Sara Ficocelli, invece, ci racconta di un gatto disperso in Piazza dei Miracoli a Pisa e di un vagabondo che lo trova ne “La scelta di Ciccio”.

Protagonista de “La vedova e l’acqua santa” di Luca Frati è un prete innamorato che ottiene il perdono dei suoi parrocchiani.

Praticamente un piccolo saggio su San Piero a Ponti è “Anima di campagna” di Andrea Claudio Galluzzo.

Parla di coincidenze Ilaria Guidantoni ne “Il violino sull’oceano”.

Un misto di storia e ricordi personali è “Pisa e il mare” di Marco Innocenti che ci racconta di questa città marinara senza mare e delle vacanze a Tirrenia.

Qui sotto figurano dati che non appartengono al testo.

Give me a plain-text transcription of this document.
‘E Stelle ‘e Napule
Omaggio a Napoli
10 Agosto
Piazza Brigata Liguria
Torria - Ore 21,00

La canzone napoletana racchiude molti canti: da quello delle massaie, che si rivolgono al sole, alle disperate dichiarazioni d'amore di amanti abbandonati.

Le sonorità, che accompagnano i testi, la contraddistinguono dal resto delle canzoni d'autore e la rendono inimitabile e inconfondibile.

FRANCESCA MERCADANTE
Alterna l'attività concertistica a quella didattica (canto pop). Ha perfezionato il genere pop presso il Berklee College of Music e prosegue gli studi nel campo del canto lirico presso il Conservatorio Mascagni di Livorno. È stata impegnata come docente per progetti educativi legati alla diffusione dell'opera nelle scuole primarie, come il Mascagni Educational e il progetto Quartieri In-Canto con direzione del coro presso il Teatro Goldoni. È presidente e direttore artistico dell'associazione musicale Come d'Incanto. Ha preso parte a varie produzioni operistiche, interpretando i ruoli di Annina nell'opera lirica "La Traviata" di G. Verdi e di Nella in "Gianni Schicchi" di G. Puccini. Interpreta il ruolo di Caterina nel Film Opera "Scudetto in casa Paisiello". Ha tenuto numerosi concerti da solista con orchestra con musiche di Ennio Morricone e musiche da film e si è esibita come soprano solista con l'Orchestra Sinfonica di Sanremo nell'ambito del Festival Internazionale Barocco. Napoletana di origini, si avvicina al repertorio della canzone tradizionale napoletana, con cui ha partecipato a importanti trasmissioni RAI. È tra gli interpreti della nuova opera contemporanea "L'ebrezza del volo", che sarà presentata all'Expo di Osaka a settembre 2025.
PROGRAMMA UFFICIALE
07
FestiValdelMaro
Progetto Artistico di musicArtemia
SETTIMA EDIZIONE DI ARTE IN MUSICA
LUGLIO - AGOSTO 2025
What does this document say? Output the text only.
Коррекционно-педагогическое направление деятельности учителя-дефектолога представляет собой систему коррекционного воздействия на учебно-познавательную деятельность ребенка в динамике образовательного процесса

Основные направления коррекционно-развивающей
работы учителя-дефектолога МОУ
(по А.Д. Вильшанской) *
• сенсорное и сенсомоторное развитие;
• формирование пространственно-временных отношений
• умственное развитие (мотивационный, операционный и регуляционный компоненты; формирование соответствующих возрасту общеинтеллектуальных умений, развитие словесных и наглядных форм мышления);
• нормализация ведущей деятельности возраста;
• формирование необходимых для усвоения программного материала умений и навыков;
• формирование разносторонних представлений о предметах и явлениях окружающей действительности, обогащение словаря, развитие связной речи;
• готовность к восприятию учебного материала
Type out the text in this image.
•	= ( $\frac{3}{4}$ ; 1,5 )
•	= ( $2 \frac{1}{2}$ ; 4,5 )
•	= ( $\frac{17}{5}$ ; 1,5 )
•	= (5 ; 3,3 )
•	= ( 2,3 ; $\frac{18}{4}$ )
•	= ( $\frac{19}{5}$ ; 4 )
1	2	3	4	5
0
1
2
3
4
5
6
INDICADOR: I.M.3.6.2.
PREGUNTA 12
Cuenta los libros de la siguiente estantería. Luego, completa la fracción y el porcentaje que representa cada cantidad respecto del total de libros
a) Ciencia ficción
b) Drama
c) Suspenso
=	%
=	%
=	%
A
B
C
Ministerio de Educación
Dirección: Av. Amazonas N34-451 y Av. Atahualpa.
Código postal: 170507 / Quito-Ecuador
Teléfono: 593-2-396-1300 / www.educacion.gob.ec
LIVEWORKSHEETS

Occasione per scoprire il rito paesano della maggiolata è “Memorie di un maggiolaio” di Antonio Landi.

Ci parla della vita quotidiana Luca Mugnai in “Piccola riflessione sulla periferia”, mentre Paolo Mugnai ricorda i giochi e le battaglie dei ragazzi a Marina di Alberese.

Stefano Perissi in “La mano” ci mostra un soldato in trincea.

In “Vicopisano tra passato e presente” Alessandro Ricci ripercorrendo le vie del paese dalle tante torri ne ricorda la storia e non dimentica di parlare anche di Firenze.

Ci parla del nuovo quartiere universitario di San Donato a Firenze e di uno studente innamorato Francesco Russo ne “I coinquilini”.

Sarà meglio vivere in campagna o in città? Si può avere nostalgia del Mugello? Ce ne parla in “Occhi nuovi” Gaia Simonetti.

Un atto d’amore verso la nostra variegata e ricca Toscana è il racconto di Elena Tempestini “Toscana e l’arte del caleidoscopio”.

Francesca Tofanari ci spiega con ironia quanto possa essere difficile vendersi l’anima in “Anima in svendita”.

Camminando per Firenze, Enrico Zoi rispolvera antichi ricordi in “Rinasco fiorentino”.

L’attore Alessandro Benvenuti, infine, nella postfazione, si interroga se sia davvero possibile essere Toscani per sempre e che cosa questo voglia dire.